"Particularly low and even negative interest rates for secure investments – one of the greatest challenges for conservative investors, seeking to earn a positive return and at the same time maintain a very high level of investment security. The Bank of Lithuania takes on this challenge by seeking new sources of return and ways to increase the diversification of the investment portfolio, as well as installing other investment management innovations," says Tomas Garbaravicius, member of the Board of the Bank of Lithuania.
The Bank of Lithuania, taking into account the euro adoption, the development of the European and global economic and financial markets, in recent years has been actively improving the financial assets management policy and included equity securities (shares) in the investment portfolio, as well as corporate bonds, which ensure greater return; also, the Bank of Lithuania was one of the first banks among the EU country central banks to invest in China's government securities market. This year, the Bank of Lithuania also signed an agreement with the World Bank in regards to management of financial assets valued at USD 300 million; this way it even more diversified investment portfolio risk and expanded the investment map. The funds of the portfolio managed together with the World Bank will be invested in Canada's and Great Britain's bonds, as well the USA's debt securities.

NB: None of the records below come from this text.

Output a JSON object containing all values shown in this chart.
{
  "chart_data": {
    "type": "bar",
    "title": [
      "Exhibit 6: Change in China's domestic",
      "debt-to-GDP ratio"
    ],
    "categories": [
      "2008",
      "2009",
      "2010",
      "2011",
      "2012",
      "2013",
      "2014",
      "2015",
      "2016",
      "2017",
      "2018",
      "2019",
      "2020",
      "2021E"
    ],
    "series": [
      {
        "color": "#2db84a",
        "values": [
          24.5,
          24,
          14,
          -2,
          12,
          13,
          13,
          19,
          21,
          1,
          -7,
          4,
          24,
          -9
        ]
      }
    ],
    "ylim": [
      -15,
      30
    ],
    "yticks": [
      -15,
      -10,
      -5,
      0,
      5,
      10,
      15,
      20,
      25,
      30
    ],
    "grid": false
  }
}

At the conference in Vilnius, dedicated to central banks and institutional investors, the following is discussed: the newest investment portfolio establishment and management trends, application of the life cycle strategy to pension funds, currency risk assessment and management models, other problems related to investment management and possible solutions, Lithuania's central bank reports.
Around 100 investment management professionals from around the world participate in the conference, presentations are given and experience shared by experts from the Bank of Lithuania, European Central Bank, Austrian, Brazilian, Latvian, Polish, Mexican, South Korean, Portuguese, Swiss and other central banks, the World Bank.